CMS also included a number of clarifications about Medicare coverage for remote physiologic monitoring codes and new payment rates for immunization administration.

Updates to Evaluation and Management Codes

In this proposed rule, CMS has proposed revaluing a number of code sets that rely on or are analogous to E/M visits including psychiatric diagnostic evaluations and psychotherapy services.
CMS has also proposed simplified coding and billing requirements for E/M visits to take effect in January 2021.

Proposed Changes to Scope of Practice Rules and Related Issues

CMS has also proposed changes to allow healthcare professionals to practice up to the top of their professional training and to continue some of the workforce flexibilities allowed during the PHE, including:

Allowing nurse practitioners, clinical nurse specialists, physician assistants, and certified nurse-midwives (instead of only physicians) to supervise others performing diagnostic tests consistent with state law and licensure, providing that they maintain the required relationships with supervising/collaborating physicians as required by state law,
Clarifying that physicians and nonphysician practitioners, including therapists, can review and verify documentation entered into the medical record by members of the medical team for their own services that are paid under the Medicare physician fee schedule,
  • Accordingly, in the inpatient psychiatric facility prospective payment system final rule issued July 31, CMS also confirmed as final, changes to the special conditions of participation rules for psychiatric facilities allowing non-physician practitioners, or advanced practice providers (including physicians assistants, nurse practitioners, psychologists, and clinical nurse specialists) to document progress notes in accordance with state laws and scope-of-practice requirements.
Clarifying that therapy students, and students of other disciplines, working under a physician or practitioner who furnishes and bills directly for their professional services to the Medicare program, may document in the record so long as it is reviewed and verified (signed and dated) by the billing physician, practitioner, or therapist, and
Requesting comment on whether to continue temporarily or permanently Medicare coverage for services of residents that are provided outside of the scope of their approved GME programs and furnished to inpatients of a hospital in which they have their training program as separately billable physicians’ services.

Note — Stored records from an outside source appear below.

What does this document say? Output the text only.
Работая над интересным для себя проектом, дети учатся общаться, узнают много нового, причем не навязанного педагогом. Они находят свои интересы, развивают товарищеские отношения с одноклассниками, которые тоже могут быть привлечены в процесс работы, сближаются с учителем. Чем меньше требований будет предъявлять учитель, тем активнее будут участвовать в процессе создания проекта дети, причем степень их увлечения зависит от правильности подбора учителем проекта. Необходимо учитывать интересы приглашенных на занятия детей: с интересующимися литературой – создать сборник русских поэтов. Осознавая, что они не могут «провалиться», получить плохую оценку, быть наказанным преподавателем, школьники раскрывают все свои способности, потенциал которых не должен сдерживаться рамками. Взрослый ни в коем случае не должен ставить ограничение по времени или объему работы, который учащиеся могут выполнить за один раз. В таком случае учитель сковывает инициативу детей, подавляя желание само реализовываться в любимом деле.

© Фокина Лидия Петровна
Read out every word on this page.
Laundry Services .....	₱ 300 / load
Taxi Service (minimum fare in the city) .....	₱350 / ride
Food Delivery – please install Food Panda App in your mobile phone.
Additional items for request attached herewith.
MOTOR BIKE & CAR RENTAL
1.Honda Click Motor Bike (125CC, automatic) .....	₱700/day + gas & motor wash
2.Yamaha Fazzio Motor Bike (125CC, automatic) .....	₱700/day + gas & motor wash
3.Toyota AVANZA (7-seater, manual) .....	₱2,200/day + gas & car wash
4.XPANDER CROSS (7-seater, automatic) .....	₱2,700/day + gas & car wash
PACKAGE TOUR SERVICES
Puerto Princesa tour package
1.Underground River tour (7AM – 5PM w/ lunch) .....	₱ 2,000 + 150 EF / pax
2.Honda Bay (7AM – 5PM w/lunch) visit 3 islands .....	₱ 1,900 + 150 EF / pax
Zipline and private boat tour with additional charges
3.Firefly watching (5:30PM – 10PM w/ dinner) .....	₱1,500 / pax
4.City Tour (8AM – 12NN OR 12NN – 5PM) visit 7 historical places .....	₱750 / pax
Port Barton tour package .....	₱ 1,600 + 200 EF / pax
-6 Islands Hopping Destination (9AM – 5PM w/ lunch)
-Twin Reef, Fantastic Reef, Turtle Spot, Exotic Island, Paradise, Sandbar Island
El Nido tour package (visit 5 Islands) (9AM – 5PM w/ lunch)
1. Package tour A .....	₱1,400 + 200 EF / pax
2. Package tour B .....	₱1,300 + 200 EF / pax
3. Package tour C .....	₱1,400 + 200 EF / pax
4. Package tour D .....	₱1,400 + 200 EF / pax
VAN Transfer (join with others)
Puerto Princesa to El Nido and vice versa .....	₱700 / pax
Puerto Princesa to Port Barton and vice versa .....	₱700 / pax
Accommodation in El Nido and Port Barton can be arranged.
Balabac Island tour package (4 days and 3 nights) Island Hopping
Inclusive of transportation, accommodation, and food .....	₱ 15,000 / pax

Proposed Changes to Opioid Treatment Program Benefit

CMS has proposed making several changes to claiming rules and payment codes for the new Medicare Part B benefit for opioid use disorder services, including medications and services furnished by opioid treatment programs. Of note, add-on codes for nasal naloxone and auto-injector naloxone are proposed along with clarification on periodic assessment add-on code requirements.

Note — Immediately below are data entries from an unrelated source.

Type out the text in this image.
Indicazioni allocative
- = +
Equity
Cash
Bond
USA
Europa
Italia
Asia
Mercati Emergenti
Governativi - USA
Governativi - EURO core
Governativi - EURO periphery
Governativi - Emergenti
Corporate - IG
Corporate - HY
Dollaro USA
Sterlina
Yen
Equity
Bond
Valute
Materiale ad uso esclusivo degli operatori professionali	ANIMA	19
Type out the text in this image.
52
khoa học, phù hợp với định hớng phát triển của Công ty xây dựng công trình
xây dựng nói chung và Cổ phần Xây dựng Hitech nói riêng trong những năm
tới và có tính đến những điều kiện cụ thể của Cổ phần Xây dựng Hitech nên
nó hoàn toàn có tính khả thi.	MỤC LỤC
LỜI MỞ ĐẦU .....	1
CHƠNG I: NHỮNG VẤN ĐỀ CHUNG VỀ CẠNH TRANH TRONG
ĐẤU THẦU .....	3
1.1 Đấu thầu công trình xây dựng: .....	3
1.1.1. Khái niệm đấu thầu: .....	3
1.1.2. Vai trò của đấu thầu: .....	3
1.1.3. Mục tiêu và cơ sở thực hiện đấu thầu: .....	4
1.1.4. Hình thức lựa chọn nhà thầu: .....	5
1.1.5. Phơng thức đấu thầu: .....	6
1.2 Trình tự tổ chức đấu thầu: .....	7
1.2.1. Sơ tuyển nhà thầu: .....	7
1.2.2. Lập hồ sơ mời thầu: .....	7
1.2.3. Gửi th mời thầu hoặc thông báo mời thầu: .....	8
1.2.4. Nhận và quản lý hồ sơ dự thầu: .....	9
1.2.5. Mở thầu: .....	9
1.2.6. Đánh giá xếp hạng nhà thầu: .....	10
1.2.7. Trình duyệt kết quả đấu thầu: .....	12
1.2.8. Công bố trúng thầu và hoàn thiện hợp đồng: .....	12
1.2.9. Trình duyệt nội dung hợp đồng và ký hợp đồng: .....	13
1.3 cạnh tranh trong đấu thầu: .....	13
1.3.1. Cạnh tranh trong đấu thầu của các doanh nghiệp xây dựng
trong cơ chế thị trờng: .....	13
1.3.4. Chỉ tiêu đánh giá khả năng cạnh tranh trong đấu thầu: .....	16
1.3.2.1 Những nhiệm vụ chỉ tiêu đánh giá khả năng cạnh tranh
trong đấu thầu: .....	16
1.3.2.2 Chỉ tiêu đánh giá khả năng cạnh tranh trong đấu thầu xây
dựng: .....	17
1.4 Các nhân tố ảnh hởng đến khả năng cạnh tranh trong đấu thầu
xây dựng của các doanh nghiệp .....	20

SUD Screening in Medicare Initial and Wellness Visits

CMS is implementing a new requirement that the Medicare Initial Preventive Physical Examination and Annual Wellness Visit include screening of beneficiaries for potential substance use disorders, including a review of any current opioid prescriptions, as well as referral for specialty treatment, as appropriate. This new requirement was enacted in the SUPPORT Act.

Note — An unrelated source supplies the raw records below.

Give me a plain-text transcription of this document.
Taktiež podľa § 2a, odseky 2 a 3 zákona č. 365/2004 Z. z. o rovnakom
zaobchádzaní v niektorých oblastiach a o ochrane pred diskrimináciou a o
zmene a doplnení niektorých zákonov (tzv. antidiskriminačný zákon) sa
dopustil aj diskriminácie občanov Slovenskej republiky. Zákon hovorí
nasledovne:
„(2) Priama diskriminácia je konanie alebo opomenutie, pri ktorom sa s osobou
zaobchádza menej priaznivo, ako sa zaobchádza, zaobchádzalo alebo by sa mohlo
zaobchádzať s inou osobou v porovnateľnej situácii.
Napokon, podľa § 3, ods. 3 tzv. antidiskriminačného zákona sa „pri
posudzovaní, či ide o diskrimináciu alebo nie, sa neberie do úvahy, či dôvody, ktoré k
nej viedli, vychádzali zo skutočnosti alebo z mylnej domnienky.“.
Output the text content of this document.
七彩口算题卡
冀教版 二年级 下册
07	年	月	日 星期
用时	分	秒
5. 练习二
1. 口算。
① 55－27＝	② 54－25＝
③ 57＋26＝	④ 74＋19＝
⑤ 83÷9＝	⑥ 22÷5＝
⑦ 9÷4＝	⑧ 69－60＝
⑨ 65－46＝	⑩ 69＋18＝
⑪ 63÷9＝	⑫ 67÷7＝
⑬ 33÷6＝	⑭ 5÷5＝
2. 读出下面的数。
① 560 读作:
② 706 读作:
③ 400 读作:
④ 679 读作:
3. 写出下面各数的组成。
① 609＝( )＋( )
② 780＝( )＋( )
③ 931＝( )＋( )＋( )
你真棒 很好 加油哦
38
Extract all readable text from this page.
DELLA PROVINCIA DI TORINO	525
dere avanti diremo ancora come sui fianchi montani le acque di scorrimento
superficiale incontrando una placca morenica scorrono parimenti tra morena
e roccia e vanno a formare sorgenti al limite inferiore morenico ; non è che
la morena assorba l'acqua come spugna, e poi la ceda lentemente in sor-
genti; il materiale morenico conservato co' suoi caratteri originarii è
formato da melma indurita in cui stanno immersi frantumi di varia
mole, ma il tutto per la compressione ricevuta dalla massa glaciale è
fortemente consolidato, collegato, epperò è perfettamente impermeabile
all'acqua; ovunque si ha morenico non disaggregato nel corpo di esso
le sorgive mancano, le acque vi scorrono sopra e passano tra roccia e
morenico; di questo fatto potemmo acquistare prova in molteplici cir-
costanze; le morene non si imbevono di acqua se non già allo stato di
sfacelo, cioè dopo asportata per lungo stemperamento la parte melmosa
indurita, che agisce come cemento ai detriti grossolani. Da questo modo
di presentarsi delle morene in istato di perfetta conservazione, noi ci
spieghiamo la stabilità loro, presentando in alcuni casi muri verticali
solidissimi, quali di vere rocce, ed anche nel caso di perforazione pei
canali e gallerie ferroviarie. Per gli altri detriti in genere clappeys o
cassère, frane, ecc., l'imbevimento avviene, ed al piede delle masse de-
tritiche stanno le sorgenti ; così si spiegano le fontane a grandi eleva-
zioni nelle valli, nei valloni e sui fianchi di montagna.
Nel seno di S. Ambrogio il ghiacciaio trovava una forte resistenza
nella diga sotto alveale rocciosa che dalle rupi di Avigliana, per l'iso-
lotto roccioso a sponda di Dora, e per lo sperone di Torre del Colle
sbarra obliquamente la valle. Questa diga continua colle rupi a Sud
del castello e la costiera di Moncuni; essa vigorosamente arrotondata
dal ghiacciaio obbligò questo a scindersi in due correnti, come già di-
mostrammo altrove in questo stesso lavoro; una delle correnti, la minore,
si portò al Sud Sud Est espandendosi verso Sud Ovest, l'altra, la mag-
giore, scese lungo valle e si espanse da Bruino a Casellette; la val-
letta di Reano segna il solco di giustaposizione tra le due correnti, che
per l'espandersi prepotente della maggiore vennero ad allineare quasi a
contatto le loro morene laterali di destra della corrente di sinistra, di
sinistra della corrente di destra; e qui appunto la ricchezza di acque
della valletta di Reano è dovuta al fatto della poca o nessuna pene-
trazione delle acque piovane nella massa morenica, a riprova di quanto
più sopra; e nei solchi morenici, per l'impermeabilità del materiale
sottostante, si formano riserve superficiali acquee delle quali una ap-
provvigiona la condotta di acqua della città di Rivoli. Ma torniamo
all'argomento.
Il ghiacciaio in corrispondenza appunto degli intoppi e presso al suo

Electronic Prescribing of Controlled Substances

CMS said it is implementing another SUPPORT Act provision that requires prescriptions of Schedule II, III, IV, or V controlled substances for Medicare Part D beneficiaries to be electronic. CMS issued a request for information on July 30 requesting feedback on whether to include exceptions to this requirement and whether CMS should impose penalties.

Public comments on this proposed rule are due by Monday, Oct. 5.